Push the questioning a bit harder and ask: “What bit of it don’t you like?”
The answer, delivered with increasing irritation, will be “All of it. I just hate all of it the whole lot!”
By that time the red mist will have descended and further probing is useless.
It may be a typical scenario, and one this writer would admit to having succumbed to from time to time, but it is hardly helpful.
Brian Pack makes that point in his Agricultural Red Tape Report released on Friday and reported on in Saturday’s Courier.
Rather than just blame the bureaucrats for liberally foisting red tape on all and sundry, he has pointed out that farmers and land managers have a responsibility to understand why it is there and what it seeks to achieve.
In some ways it is an unpalatable message but Brian Pack is not the sort of person who would rather court popularity than deliver home truths. As the former chief executive of ANM Group, Scotland’s largest farmer-owned business, he knows that shielding people from the truth does them no service.
His point is that farmers and land managers operate in a regime that is heavily supported by the taxpayer in any number of ways. Around £639 million of public money is spent on these schemes in any year in Scotland, equating to £120 per person for every resident in the nation.
To expect that money to be simply handed over without the appropriate degree of control and regulation is simply unrealistic.
If farmers are to cope better with red tape they have to understand why it is being applied.
That, of course, is easier said than done and unless there is a real problem, farmers will rarely delve into the small print.
The reason, of course, is the horrendous complexity.
Using plain English and the minimum of jargon, Brian has still needed 170 pages to make his point-by-point case for change.
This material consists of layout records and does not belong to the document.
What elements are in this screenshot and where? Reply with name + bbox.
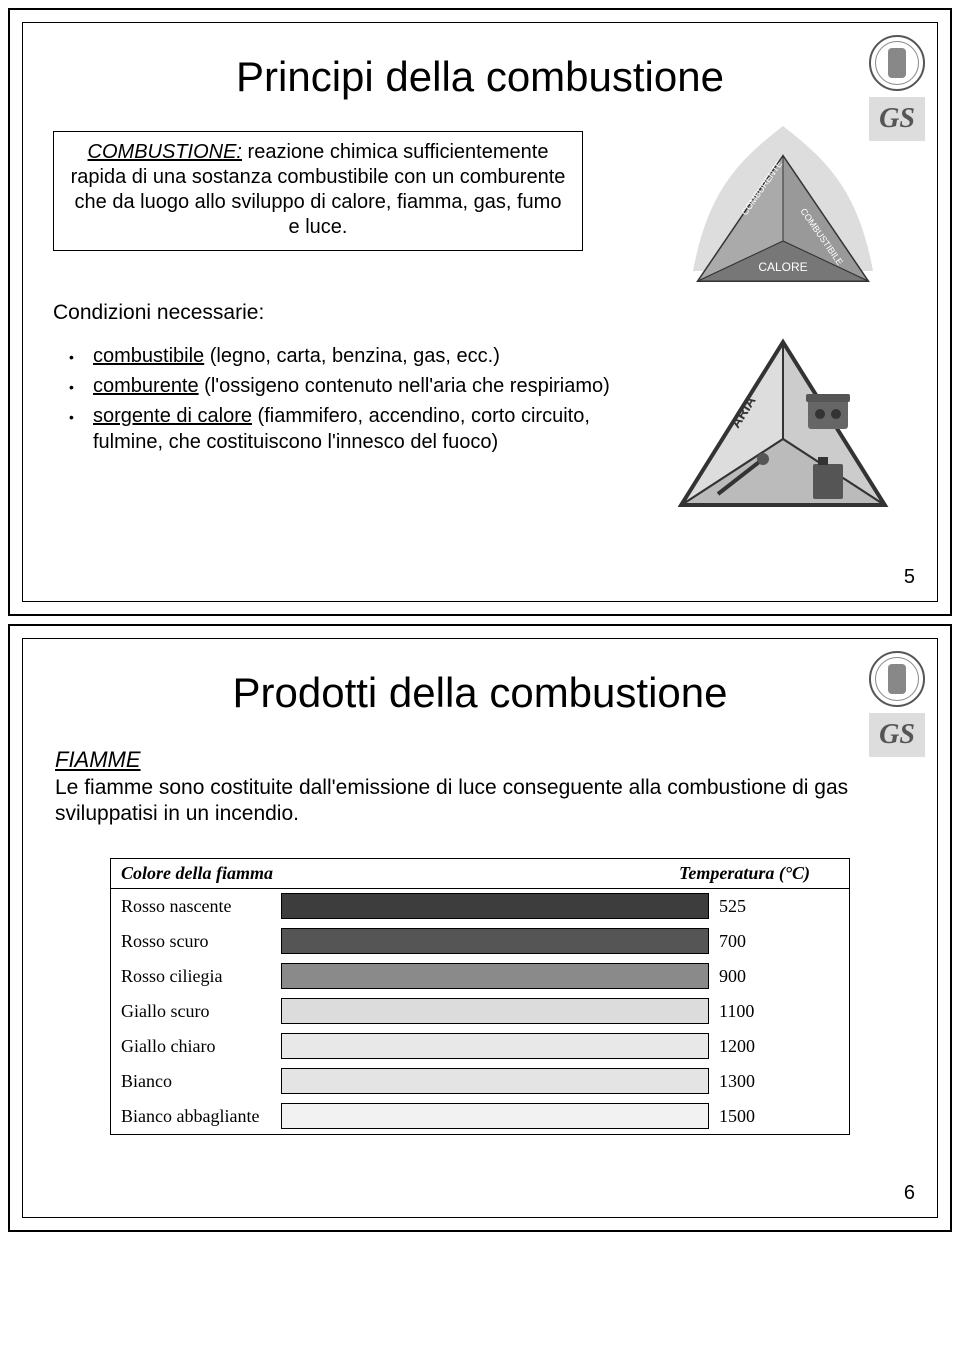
color-bar: [281, 963, 709, 989]
list-item: sorgente di calore (fiammifero, accendin…: [65, 403, 635, 455]
slide-1-left-column: COMBUSTIONE: reazione chimica sufficient…: [47, 131, 635, 529]
svg-text:CALORE: CALORE: [758, 260, 807, 274]
conditions-list: combustibile (legno, carta, benzina, gas…: [47, 343, 635, 455]
temperature-value: 1100: [709, 1001, 849, 1022]
slide-1-body: COMBUSTIONE: reazione chimica sufficient…: [47, 131, 913, 529]
definition-box: COMBUSTIONE: reazione chimica sufficient…: [53, 131, 583, 251]
color-bar-cell: [281, 1033, 709, 1059]
color-bar: [281, 928, 709, 954]
gs-logo-icon: GS: [869, 713, 925, 757]
flame-color-label: Rosso scuro: [111, 931, 281, 952]
fire-triangle-icon: COMBURENTE COMBUSTIBILE CALORE: [668, 121, 898, 321]
temperature-value: 700: [709, 931, 849, 952]
page-number: 6: [904, 1182, 915, 1205]
table-header: Colore della fiamma Temperatura (°C): [111, 859, 849, 889]
color-bar: [281, 1033, 709, 1059]
temperature-value: 1200: [709, 1036, 849, 1057]
bullet-rest: (l'ossigeno contenuto nell'aria che resp…: [199, 375, 610, 397]
fiamme-subheading: FIAMME: [55, 747, 913, 773]
slide-2: GS Prodotti della combustione FIAMME Le …: [8, 624, 952, 1232]
table-row: Giallo chiaro 1200: [111, 1029, 849, 1064]
flame-color-table: Colore della fiamma Temperatura (°C) Ros…: [110, 858, 850, 1135]
color-bar-cell: [281, 963, 709, 989]
definition-term: COMBUSTIONE:: [88, 141, 242, 163]
color-bar-cell: [281, 893, 709, 919]
list-item: comburente (l'ossigeno contenuto nell'ar…: [65, 373, 635, 399]
color-bar-cell: [281, 928, 709, 954]
table-row: Giallo scuro 1100: [111, 994, 849, 1029]
table-row: Rosso scuro 700: [111, 924, 849, 959]
temperature-value: 525: [709, 896, 849, 917]
bullet-term: sorgente di calore: [93, 405, 252, 427]
logo-stack: GS: [869, 651, 925, 757]
slide-1-inner: GS Principi della combustione COMBUSTION…: [22, 22, 938, 602]
flame-color-label: Bianco: [111, 1071, 281, 1092]
table-body: Rosso nascente 525 Rosso scuro 700 Rosso cil…: [111, 889, 849, 1134]
fire-triangle-example-icon: ARIA: [668, 329, 898, 529]
bullet-rest: (legno, carta, benzina, gas, ecc.): [204, 345, 500, 367]
temperature-value: 1500: [709, 1106, 849, 1127]
slide-2-title: Prodotti della combustione: [47, 669, 913, 717]
color-bar: [281, 1103, 709, 1129]
flame-color-label: Giallo chiaro: [111, 1036, 281, 1057]
table-row: Rosso nascente 525: [111, 889, 849, 924]
flame-color-label: Rosso nascente: [111, 896, 281, 917]
fiamme-description: Le fiamme sono costituite dall'emissione…: [55, 775, 913, 828]
color-bar: [281, 998, 709, 1024]
slide-1: GS Principi della combustione COMBUSTION…: [8, 8, 952, 616]
table-row: Bianco 1300: [111, 1064, 849, 1099]
slide-1-right-column: COMBURENTE COMBUSTIBILE CALORE ARIA: [653, 121, 913, 529]
temperature-value: 900: [709, 966, 849, 987]
slide-2-inner: GS Prodotti della combustione FIAMME Le …: [22, 638, 938, 1218]
flame-color-label: Bianco abbagliante: [111, 1106, 281, 1127]
color-bar-cell: [281, 998, 709, 1024]
table-row: Rosso ciliegia 900: [111, 959, 849, 994]
page-number: 5: [904, 566, 915, 589]
header-flame-color: Colore della fiamma: [111, 859, 669, 888]
conditions-heading: Condizioni necessarie:: [53, 301, 635, 325]
bullet-term: comburente: [93, 375, 199, 397]
university-seal-icon: [869, 651, 925, 707]
temperature-value: 1300: [709, 1071, 849, 1092]
bullet-term: combustibile: [93, 345, 204, 367]
university-seal-icon: [869, 35, 925, 91]
color-bar: [281, 893, 709, 919]
slide-1-title: Principi della combustione: [47, 53, 913, 101]
table-row: Bianco abbagliante 1500: [111, 1099, 849, 1134]
flame-color-label: Giallo scuro: [111, 1001, 281, 1022]
list-item: combustibile (legno, carta, benzina, gas…: [65, 343, 635, 369]
color-bar-cell: [281, 1068, 709, 1094]
color-bar: [281, 1068, 709, 1094]
color-bar-cell: [281, 1103, 709, 1129]
flame-color-label: Rosso ciliegia: [111, 966, 281, 987]
header-temperature: Temperatura (°C): [669, 859, 849, 888]
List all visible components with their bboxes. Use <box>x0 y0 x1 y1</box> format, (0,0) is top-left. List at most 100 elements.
Much of the analysis digs deep into the behind-the-scenes implementation of the regulations and will be a revelation to most people.
Scottish Government officials have been taught to play their cards close to their chests.
For instance, a farmer might have a snap cross-compliance inspection but will have no idea why he has been selected.
It could be at random or it could be because there is a suspicion that there has been a breach.
Brian sees no reason why the reason can’t be given.
Indeed, he favours far more transparency right through the process.
Farmers have to understand the regulations and the reasons for them far better, and officials have to become less like heavy-handed policemen and more like advisers and consultants.
It seems like an unachievable goal, but in the report Brian and his supporting panel point out possible route maps.
The most controversial would see all the Scottish Government’s rural directorates, including Forestry Commission Scotland and Scottish Natural Heritage, become one body.
Others are simpler.
For example the adoption of really effective national databases for cattle and sheep movements could remove the obligation to keep on-farm registers and make tagging regulations easier to comply with.
This new Pack Report is a useful piece of work, and the vital thing will be not to lose it.
Former NFU England chief executive Richard MacDonald compiled a similar report a couple of years ago and made sensible recommendations.
Since then there has been nothing. Defra are believed to be about to pick it up off the shelf and give it a dusting down, but that is not a fate that should be allowed to befall this Scottish report.
Having read much of it over the weekend, I have concluded that it is unlikely to be matched or bettered.
This is the definitive report, or at least it will be when the final version is released after the consultation period. There won’t be another chance to tackle red tape, so this one can’t be missed.
It just needs everyone to become engaged with the process. Go on you know red tape can be fun, especially if the objective is to see it cut into manageable pieces.